Dewasa ini masyarakat cenderung bergaya hidup modern yang mengesampingkan sikap peduli akan warisan kebudayan lokal daerah mereka sendiri. Hal ini dapat dilihat dari kegemaran masyarakat melihat, menikmati bahkan mengikuti budaya asing yang cenderung bertentangan dengan budaya bangsa. Tradisi budaya acap kali terlupakan karena adanya anggapan bahwa tradisi atau adat istiadat yang ada terlalu kuno atau tidak sesuai dengan perkembangan masa sekarang yang serba canggih. Hal ini tidak sepenuhnya disalahkan kepada masyarakat itu sendiri, karena masyarakat hanya objek yang menyesuaikan perkembagan zaman yang terus melaju. Dalam hal ini, paradigma tersebut juga berpengaruh pada pola perilaku masyarakat yang menganggap keraton sebagai tempat yang biasa, beserta tradisi dan keunikan di dalamnya bukan lagi hal yang menarik untuk dikunjungi, dipelajari bahkan untuk dilestarikan, maka tidaklah heran apabila beberapa tahun ke depan generasi muda tidak akan mengenal budaya dan tradisi bangsa sendiri. Dalam hal ini budaya Keraton Kasepuhan yakni tradisi upacara Panjang Jimat mengandung nilai-nilai yang sarat akan makna diantaranya adalah nilai religius sebagai peringatan kelahiran seorang tokoh besar Nabi Muhammad SAW suri tauladan umat manusia yang wajib dicontoh perilakunya, nilai gotong royong dimana dalam mempersiapkan upacara tersebut saling bekerja sama, nilai estetika dan nilai historis dimana simbol-simbol dari dari warisan sejarah keraton dalam bentuk benda diperlihatkan bernilai seni tinggi dihrapkan agar masyarakat tertarik untuk mengetahui lebih dalam dan turut ikut melestarikan. Selain itu, yang maenjadi permasalahan adalah kurangnya publikasi dan promosi kepada masyarakat luas akan pentingnya mengetahui dan menghayati kearifan budaya lokal yang kaya akan nilai-nilai luhur yang wajib dilestarikan untuk menjaga eksistensi budaya bangsa agar tidak tergerus perkembangan zaman.
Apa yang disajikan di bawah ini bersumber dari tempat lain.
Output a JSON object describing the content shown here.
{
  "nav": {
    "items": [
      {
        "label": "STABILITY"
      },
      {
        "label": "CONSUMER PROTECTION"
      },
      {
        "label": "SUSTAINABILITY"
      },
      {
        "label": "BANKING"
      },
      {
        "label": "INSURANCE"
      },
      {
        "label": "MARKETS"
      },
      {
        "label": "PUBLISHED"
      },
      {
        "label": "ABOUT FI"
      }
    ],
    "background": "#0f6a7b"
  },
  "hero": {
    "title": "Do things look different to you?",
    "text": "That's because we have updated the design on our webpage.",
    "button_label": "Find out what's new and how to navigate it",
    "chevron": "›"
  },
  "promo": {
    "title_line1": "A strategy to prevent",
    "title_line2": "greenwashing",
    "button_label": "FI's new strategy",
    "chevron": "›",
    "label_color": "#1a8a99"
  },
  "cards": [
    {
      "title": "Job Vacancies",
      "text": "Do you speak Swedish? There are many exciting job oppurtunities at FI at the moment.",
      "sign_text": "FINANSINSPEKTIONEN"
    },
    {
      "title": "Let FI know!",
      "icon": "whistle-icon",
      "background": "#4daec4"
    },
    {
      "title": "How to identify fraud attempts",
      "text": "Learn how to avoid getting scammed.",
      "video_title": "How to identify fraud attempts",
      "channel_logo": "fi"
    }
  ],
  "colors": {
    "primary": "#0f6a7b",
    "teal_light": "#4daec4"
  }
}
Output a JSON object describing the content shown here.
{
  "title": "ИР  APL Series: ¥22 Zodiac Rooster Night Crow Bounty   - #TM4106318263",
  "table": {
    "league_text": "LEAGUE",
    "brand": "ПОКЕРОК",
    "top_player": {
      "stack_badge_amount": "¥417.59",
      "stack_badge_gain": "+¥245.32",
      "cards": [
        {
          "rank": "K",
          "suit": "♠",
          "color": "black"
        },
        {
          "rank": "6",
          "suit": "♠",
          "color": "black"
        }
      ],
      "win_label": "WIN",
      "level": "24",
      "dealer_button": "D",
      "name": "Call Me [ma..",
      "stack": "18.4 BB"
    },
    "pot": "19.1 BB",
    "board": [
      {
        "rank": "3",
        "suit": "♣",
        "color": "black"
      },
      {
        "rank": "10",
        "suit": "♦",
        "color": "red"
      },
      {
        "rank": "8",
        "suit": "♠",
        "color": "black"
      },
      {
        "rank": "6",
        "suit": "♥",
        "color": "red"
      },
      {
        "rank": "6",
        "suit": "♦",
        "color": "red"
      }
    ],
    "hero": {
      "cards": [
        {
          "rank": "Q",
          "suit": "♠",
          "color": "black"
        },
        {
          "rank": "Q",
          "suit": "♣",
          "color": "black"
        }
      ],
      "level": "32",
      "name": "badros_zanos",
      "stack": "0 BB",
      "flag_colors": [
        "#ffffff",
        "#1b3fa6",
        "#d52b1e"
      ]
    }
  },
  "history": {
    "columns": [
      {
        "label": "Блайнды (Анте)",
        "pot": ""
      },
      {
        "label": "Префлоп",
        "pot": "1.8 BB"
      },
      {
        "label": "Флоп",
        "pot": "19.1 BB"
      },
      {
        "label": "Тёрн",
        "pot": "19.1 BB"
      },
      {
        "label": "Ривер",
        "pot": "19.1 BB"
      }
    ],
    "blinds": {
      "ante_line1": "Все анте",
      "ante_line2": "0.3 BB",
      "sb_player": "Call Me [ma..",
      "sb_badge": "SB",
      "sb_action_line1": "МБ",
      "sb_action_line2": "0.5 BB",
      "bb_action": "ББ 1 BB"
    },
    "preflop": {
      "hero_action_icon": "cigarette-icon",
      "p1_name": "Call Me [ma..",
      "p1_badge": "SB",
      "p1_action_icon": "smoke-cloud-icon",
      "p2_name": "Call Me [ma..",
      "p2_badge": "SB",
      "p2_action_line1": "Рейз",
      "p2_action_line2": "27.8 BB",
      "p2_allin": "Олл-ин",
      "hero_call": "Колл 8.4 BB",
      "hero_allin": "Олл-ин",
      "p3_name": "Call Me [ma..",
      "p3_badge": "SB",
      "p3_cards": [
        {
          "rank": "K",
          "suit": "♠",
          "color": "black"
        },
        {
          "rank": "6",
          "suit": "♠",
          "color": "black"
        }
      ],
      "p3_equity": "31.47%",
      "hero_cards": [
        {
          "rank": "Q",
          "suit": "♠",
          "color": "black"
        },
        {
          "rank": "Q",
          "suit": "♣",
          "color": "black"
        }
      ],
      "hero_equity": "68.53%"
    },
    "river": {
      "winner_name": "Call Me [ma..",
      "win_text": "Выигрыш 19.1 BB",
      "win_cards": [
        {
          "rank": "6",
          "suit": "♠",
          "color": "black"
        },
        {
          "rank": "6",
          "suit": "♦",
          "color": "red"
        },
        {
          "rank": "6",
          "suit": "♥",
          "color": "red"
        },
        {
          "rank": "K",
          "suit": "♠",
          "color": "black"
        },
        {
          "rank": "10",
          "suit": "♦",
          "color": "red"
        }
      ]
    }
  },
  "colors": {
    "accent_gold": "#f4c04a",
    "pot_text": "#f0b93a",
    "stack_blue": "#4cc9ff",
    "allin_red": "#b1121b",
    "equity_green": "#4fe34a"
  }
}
Dalam hal ini upacara Panjang Jimat yang merupakan fragmen kelahiran Nabi Muhammad saw, yang memberi rahmat seluruh alam semesta. Tradisi ini sebagai penyemangat kaum muslim untuk kembali kepada dua sumber kehidupan yaitu Al Qur’an dan Hadist Rosulullah. Keanekaragaman budaya yang dimiliki tersebut sekiranya menjadi suatu kebanggaan, bahwa kebudayaan lokal atau daerah dapat 81
memperkaya budaya bangsa. Bangsa yang besar adalah bangsa yang kaya akan seni budaya yang dimilikinya. Selain itu harus disadari pentingnya pembinaan, pengembangan, dan pelestarian agar keberadaannya tidak hilang dan menjadi identitas bangsa, sekaligus membawa nama baik daerahnya yang harus dimiliki dan dihargai oleh masyarakatnya. Berdasarkan uraian di atas, penulis merasa tertarik untuk melakukan penelitian guna mengkaji lebih dalam lagi mengenai Tradisi Upacara Panjang Jimat Keraton Kasepuhan sebagai aset budaya lokal dalam upaya pelestarian budaya bangsa. Seperti diketahui tradisi upacara panjang jimat ini memiliki banyak nilai budaya yang harus dilestarikan dan dikembangkan agar tidak hilang tergerus masa, serta agar dapat terus dinikmati oleh generasi berikutnya sebagai warisan kekayaan budaya bangsa. Selain itu, Keraton Kasepuhan ini merupakan salah satu aset budaya lokal Pemerintah Kota Cirebon yang memiliki banyak manfaat, baik bagi pemerintah lokal maupun pusat. Apabila nilai budaya dari keberfungsian Keraton Kasepuhan telah tergerus oleh arus zaman, maka tidak mustahil apabila nilai budaya yang dimiliki oleh Keraton Kasepuhan akan tergerus oleh beraneka ragam kebudayaan yang berasal dari luar yang akan mengalahkan kebudayaan nasional itu sendiri. Merujuk kepada uraian di atas, maka penulis mengangkat judul “Tradisi Upacara Panjang Jimat Keraton Kasepuhan sebagai Aset Budaya Lokal Kota Cirebon dalam Pelestarian Budaya Bangsa”. Secara umum penelitian ini selain bertujuan untuk menyelesaikan studi pada jenjang S1 pada bidang Pendidikan Kewarganegaraan (PKn), serta untuk mendapatkan gambaran secara aktual dan faktual mengenai Tradisi Upacara Panjang Jimat sebagai Aset Budaya Lokal Kota Cirebon dalam Pelestarian Budaya Bangsa. Sedangkan secara khusus, penelitian ini bertujuan untuk mengetahui: 1. Pengertian Tradisi Upacara Panjang Jimat Keraton Kasepuhan dalam upaya pelestarian budaya bangsa. 2. Apa saja nilai-nilai budaya yang terkandung dalam Tradisi Upacara Panjang Jimat Keraton Kasepuhan tersebut. 3. Upaya pelestarian Tradisi Upacara Panjang Jimat Keraton Kasepuhan
4.
sebagai Aset Budaya Lokal Kota Cirebon Kendala yang dihadapi dalam upaya pelestarian tradisi upacara panjang jimat dan cara penyelesaian yang dilakukan dalam menghadapi kendala-kendala yang muncul.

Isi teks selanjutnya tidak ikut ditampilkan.